By Karen Graham     Jul 9, 2019 in Environment
A broad low-pressure area has emerged over Apalachee Bay in the northeastern Gulf of Mexico. In their 2 p.m. forecast Tuesday, forecasters estimated there’s an 80 percent chance of Tropical cyclone formation in the next few days.
Accuweather is describing the low-pressure system's formation as a "homebrew." This is because non-tropical storms that originate over the U.S. mainland and then continue to develop just offshore over the Gulf of Mexico or Atlantic into tropical systems are often referred to by meteorologists as "homebrew" tropical storms.

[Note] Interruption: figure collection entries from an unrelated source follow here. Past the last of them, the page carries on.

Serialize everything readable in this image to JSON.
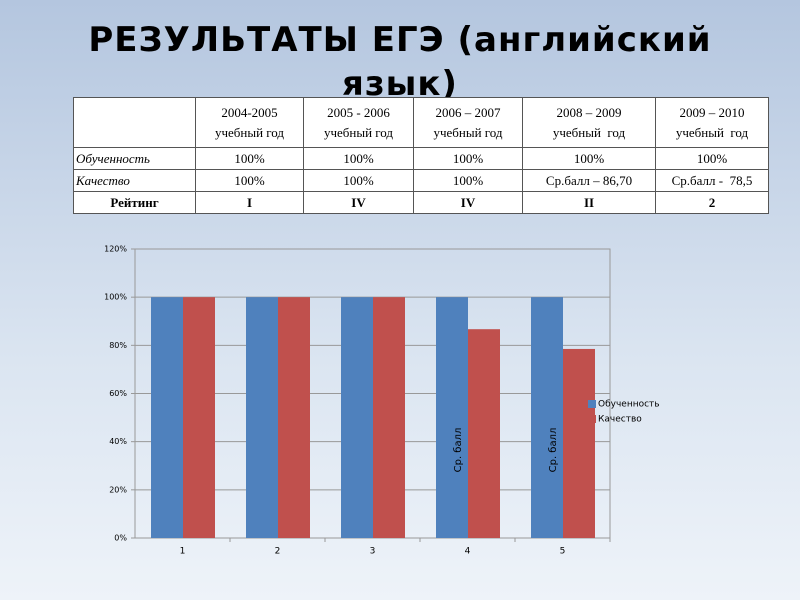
{
  "title": "РЕЗУЛЬТАТЫ ЕГЭ (английский язык)",
  "table": {
    "header": [
      {
        "period": "2004-2005",
        "label": "учебный год"
      },
      {
        "period": "2005 - 2006",
        "label": "учебный год"
      },
      {
        "period": "2006 – 2007",
        "label": "учебный год"
      },
      {
        "period": "2008 – 2009",
        "label": "учебный  год"
      },
      {
        "period": "2009 – 2010",
        "label": "учебный  год"
      }
    ],
    "rows": [
      [
        "Обученность",
        "100%",
        "100%",
        "100%",
        "100%",
        "100%"
      ],
      [
        "Качество",
        "100%",
        "100%",
        "100%",
        "Ср.балл – 86,70",
        "Ср.балл -  78,5"
      ],
      [
        "Рейтинг",
        "I",
        "IV",
        "IV",
        "II",
        "2"
      ]
    ]
  },
  "chart_data": {
    "type": "bar",
    "categories": [
      "1",
      "2",
      "3",
      "4",
      "5"
    ],
    "series": [
      {
        "name": "Обученность",
        "color": "#4f81bd",
        "values": [
          100,
          100,
          100,
          100,
          100
        ]
      },
      {
        "name": "Качество",
        "color": "#c0504d",
        "values": [
          100,
          100,
          100,
          86.7,
          78.5
        ]
      }
    ],
    "ylim": [
      0,
      120
    ],
    "yticks": [
      {
        "value": 0,
        "label": "0%"
      },
      {
        "value": 20,
        "label": "20%"
      },
      {
        "value": 40,
        "label": "40%"
      },
      {
        "value": 60,
        "label": "60%"
      },
      {
        "value": 80,
        "label": "80%"
      },
      {
        "value": 100,
        "label": "100%"
      },
      {
        "value": 120,
        "label": "120%"
      }
    ],
    "grid": true,
    "legend": "right",
    "annotations": [
      "Ср. балл",
      "Ср. балл"
    ]
  }
}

There is an 80 percent chance that the system becomes a named tropical system in the next five days, AccuWeather meteorologists and the National Weather Service are predicting. As far as exactly where the area of development will be is still an unanswered question.

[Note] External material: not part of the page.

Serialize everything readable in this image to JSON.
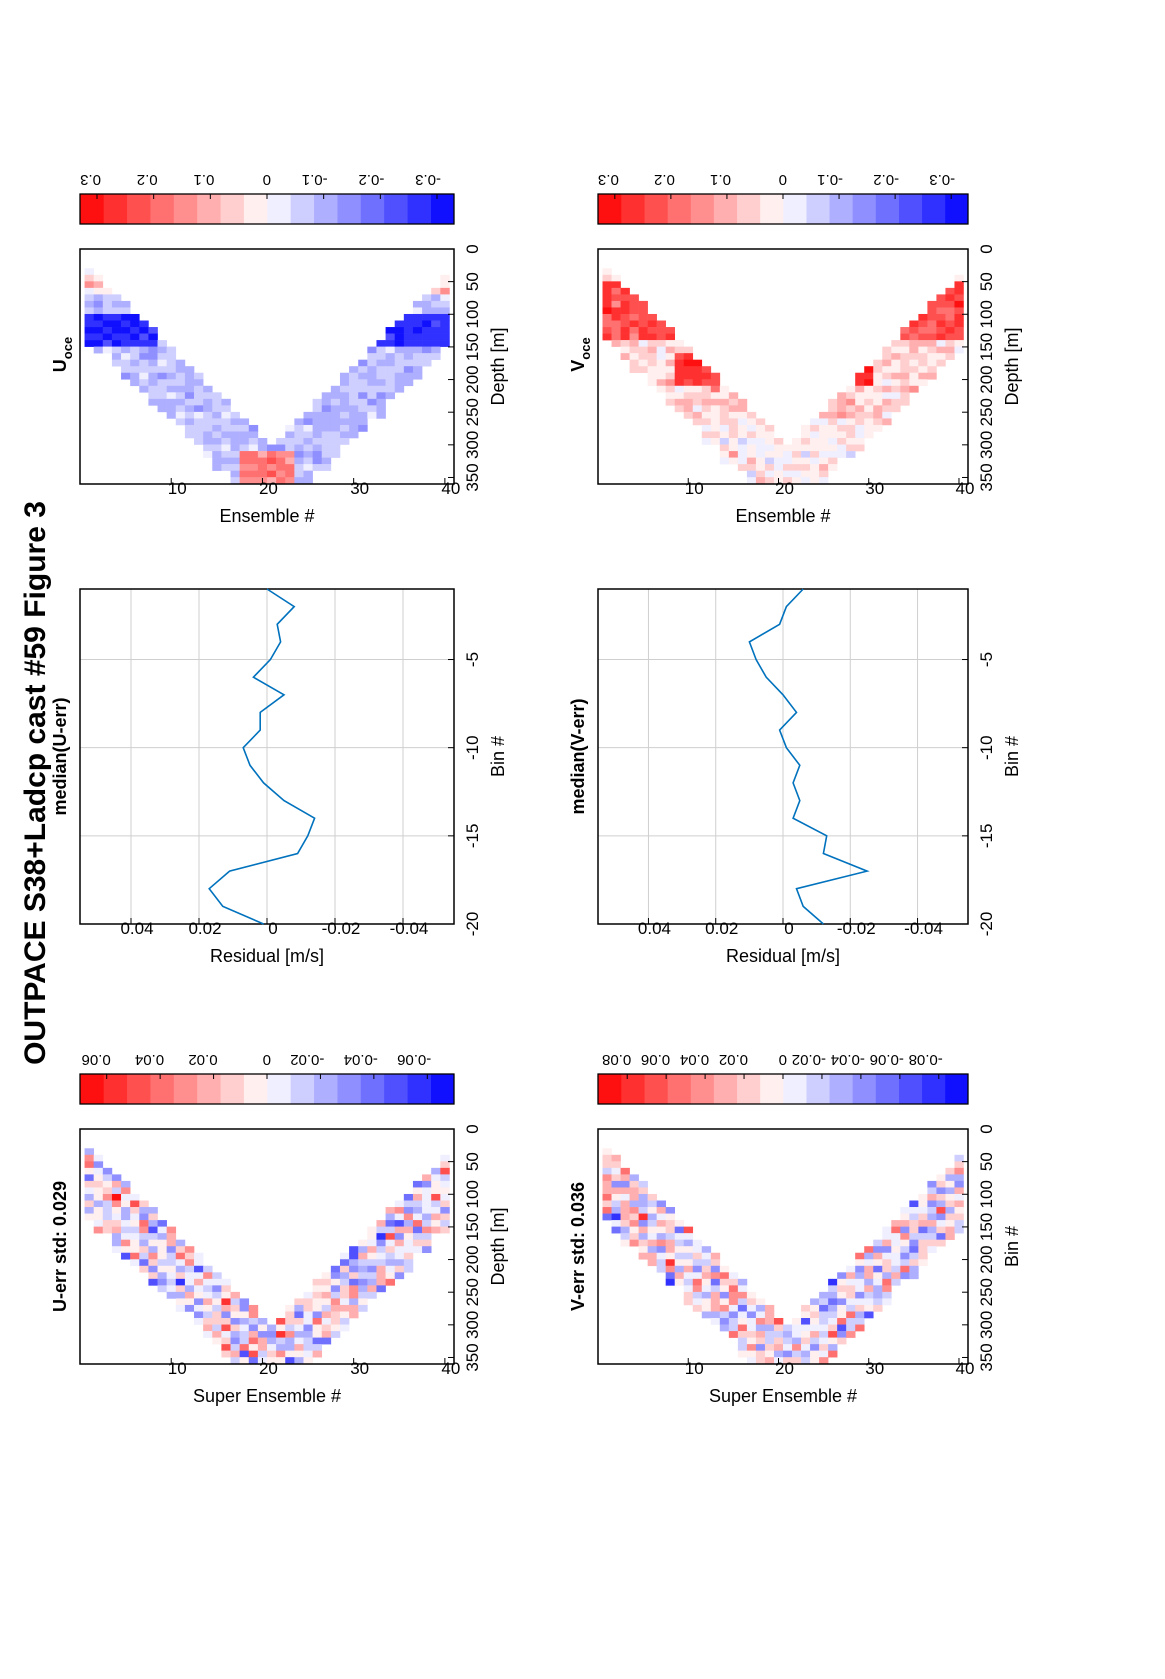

Forecasters do know the system will cover a large area that stretches from the Florida Panhandle west to south-central Louisiana. And with the slow westward drift of this system over the Gulf of Mexico, how far away from the coast the center forms is likely to determine how strong the feature will become.
NHC forecast for North Atlantic  Caribbean and Gulf of Mexico as of 2:00 p.m. July 9  2019.
NHC forecast for North Atlantic, Caribbean and Gulf of Mexico as of 2:00 p.m. July 9, 2019.
National Hurricane Center
Very heavy rainfall amounts appear the be the greatest concern, with initial estimates of between 7 and 15 inches of rain falling over the next seven days. However, near and just north of where the center of the storm makes landfall, rainfall is likely to increase at an exponential rate.
In addition, this system could produce wind and storm surge impacts later this week or this weekend from Louisiana to the Upper Texas coast. "Portions of southern Louisiana could pick up 1-2 feet of rain from late this week through the weekend," according to AccuWeather Hurricane Expert Dan Kottlowski.
An Air Force Reserve Unit reconnaissance aircraft is scheduled to investigate the low on Wednesday and more data will then be available on any future formation, according to the NHC.
"A second concern we have is for storm surge flooding," Kottlowski said. Even a relatively weak, slow-moving tropical storm, on its eastern side, can pump a significant amount of water northward from the Gulf of Mexico. And if the storm does move over Louisiana, it will have the potential to create a catastrophic rainfall event like the five-day August 2016 storm that dumped more than 25 inches of rain on the Baton Rouge area.